EOUSA rendered a final decision on plaintiff's request for James's records before plaintiff had even requested expedited processing, and " [a] district court . . . shall not have jurisdiction to review an agency denial of expedited processing . . . after the agency has provided a complete response to the request." 5 U.S.C. 552(a)(6)(E)(iv). In addition, the delay in processing plaintiff's records is attributable to the outstanding fee dispute. Hence, the Court agrees that this claim is moot.


For the foregoing reasons, the Court finds no genuinely disputed material fact with regard to defendants' satisfaction of their disclosure obligations under the FOIA and concludes that they are entitled to judgment as a matter of law. Consequently, plaintiff's cross-motion for summary judgment is denied. A separate Order accompanies this Memorandum Opinion.

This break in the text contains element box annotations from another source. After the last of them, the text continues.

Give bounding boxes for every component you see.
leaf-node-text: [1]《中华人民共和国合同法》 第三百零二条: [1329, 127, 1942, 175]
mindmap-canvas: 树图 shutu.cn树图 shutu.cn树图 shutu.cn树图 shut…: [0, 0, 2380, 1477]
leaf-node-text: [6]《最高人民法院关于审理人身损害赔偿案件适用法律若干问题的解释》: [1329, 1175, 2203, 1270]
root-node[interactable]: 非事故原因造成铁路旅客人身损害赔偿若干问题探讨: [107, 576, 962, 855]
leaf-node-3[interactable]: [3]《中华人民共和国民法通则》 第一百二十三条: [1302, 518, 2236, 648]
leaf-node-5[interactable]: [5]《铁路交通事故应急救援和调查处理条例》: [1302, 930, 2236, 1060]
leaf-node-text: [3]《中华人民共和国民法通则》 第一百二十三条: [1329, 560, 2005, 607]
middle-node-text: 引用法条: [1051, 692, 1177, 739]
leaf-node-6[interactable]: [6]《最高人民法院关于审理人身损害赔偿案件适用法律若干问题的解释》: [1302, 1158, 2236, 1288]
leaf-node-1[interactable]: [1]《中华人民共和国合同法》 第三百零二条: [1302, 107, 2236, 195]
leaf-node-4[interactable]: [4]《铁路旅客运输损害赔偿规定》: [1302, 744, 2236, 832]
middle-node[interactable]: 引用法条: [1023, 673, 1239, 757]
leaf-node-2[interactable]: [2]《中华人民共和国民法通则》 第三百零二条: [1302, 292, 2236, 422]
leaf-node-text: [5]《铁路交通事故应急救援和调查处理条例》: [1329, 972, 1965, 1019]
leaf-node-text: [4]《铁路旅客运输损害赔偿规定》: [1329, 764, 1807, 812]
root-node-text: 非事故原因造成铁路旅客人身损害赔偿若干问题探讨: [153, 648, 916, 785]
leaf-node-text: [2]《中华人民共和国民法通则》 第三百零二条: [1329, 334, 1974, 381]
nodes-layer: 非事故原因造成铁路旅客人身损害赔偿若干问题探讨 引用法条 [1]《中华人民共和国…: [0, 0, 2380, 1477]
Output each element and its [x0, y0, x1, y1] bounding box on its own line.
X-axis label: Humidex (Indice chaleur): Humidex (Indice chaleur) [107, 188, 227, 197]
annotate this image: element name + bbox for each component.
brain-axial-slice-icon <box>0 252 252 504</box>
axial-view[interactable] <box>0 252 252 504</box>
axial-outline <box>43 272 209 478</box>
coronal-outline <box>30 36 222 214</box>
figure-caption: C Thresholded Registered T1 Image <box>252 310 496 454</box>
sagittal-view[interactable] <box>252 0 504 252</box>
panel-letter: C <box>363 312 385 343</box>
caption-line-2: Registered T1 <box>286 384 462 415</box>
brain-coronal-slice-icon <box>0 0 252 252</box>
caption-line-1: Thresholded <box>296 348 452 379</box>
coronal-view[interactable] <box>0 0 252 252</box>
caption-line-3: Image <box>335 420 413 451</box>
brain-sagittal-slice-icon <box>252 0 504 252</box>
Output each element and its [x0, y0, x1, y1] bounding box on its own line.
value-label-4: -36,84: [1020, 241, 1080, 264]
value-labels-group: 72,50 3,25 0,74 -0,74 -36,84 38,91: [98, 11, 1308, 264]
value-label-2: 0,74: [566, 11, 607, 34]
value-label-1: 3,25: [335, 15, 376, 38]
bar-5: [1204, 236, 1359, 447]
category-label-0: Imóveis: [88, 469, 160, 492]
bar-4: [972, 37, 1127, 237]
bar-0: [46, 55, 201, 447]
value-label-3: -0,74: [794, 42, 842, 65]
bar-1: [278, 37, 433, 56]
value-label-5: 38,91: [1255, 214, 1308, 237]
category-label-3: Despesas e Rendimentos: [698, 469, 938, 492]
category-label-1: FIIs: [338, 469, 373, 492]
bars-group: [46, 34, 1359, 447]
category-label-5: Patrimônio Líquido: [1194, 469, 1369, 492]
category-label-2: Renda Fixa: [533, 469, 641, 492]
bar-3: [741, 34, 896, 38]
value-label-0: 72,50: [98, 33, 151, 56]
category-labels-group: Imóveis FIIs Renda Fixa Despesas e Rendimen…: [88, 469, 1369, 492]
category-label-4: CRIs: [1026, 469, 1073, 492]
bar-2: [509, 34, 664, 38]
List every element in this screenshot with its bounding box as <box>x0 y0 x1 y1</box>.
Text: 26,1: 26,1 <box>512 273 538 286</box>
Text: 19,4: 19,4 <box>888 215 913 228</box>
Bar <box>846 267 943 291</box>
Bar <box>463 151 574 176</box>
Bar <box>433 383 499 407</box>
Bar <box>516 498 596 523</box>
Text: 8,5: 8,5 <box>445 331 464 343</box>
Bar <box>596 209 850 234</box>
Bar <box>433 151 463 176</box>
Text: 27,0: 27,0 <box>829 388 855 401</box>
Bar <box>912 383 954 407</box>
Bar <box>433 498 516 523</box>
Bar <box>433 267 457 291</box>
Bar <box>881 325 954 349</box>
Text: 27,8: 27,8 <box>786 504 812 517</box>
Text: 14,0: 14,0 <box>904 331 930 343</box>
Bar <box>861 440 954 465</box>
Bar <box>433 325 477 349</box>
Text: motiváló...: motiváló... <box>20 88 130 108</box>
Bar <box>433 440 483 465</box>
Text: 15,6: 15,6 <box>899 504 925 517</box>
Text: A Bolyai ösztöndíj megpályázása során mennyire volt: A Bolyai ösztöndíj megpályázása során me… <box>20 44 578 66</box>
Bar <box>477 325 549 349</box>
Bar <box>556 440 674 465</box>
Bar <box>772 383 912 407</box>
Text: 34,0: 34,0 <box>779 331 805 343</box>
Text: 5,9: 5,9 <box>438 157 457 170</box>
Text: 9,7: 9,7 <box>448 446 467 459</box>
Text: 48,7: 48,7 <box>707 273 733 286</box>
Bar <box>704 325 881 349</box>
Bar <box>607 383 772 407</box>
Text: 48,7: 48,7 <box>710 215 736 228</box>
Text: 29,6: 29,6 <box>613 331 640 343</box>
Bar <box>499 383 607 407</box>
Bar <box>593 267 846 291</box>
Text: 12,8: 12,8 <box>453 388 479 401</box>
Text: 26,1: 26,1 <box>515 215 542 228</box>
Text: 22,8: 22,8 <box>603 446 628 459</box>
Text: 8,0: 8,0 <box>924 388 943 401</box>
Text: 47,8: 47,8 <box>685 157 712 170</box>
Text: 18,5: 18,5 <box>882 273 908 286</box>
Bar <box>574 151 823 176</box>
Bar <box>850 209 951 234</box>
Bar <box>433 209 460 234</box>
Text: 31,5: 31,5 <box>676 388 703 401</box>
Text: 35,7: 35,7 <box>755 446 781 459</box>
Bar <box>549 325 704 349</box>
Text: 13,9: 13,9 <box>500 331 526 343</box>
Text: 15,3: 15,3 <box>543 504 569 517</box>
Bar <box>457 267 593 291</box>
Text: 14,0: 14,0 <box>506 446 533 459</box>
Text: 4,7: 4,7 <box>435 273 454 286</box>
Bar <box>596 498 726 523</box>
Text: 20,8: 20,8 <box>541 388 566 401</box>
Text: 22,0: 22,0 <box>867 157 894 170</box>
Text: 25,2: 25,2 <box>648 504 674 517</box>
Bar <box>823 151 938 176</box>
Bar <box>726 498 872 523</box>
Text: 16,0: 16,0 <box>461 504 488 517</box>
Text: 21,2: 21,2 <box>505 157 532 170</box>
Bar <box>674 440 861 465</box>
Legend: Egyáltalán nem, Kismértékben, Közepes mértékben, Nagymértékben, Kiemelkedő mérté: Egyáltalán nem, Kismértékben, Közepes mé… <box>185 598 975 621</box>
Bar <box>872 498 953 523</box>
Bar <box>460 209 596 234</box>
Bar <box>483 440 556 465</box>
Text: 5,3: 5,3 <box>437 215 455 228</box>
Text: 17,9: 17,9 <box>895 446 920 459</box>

For the reasons stated in the accompanying Memorandum Opinion, it is

ORDERED that Defendants' Motion to Dismiss, or in the Alternative, for Summary Judgment [Dkt. # 12] is GRANTED; it is further

ORDERED that Plaintiff's Cross-Motion for Summary Judgment [Dkt. # 23] is DENIED; it is further

ORDERED that judgment is entered for the Defendants. This is a final appealable Order.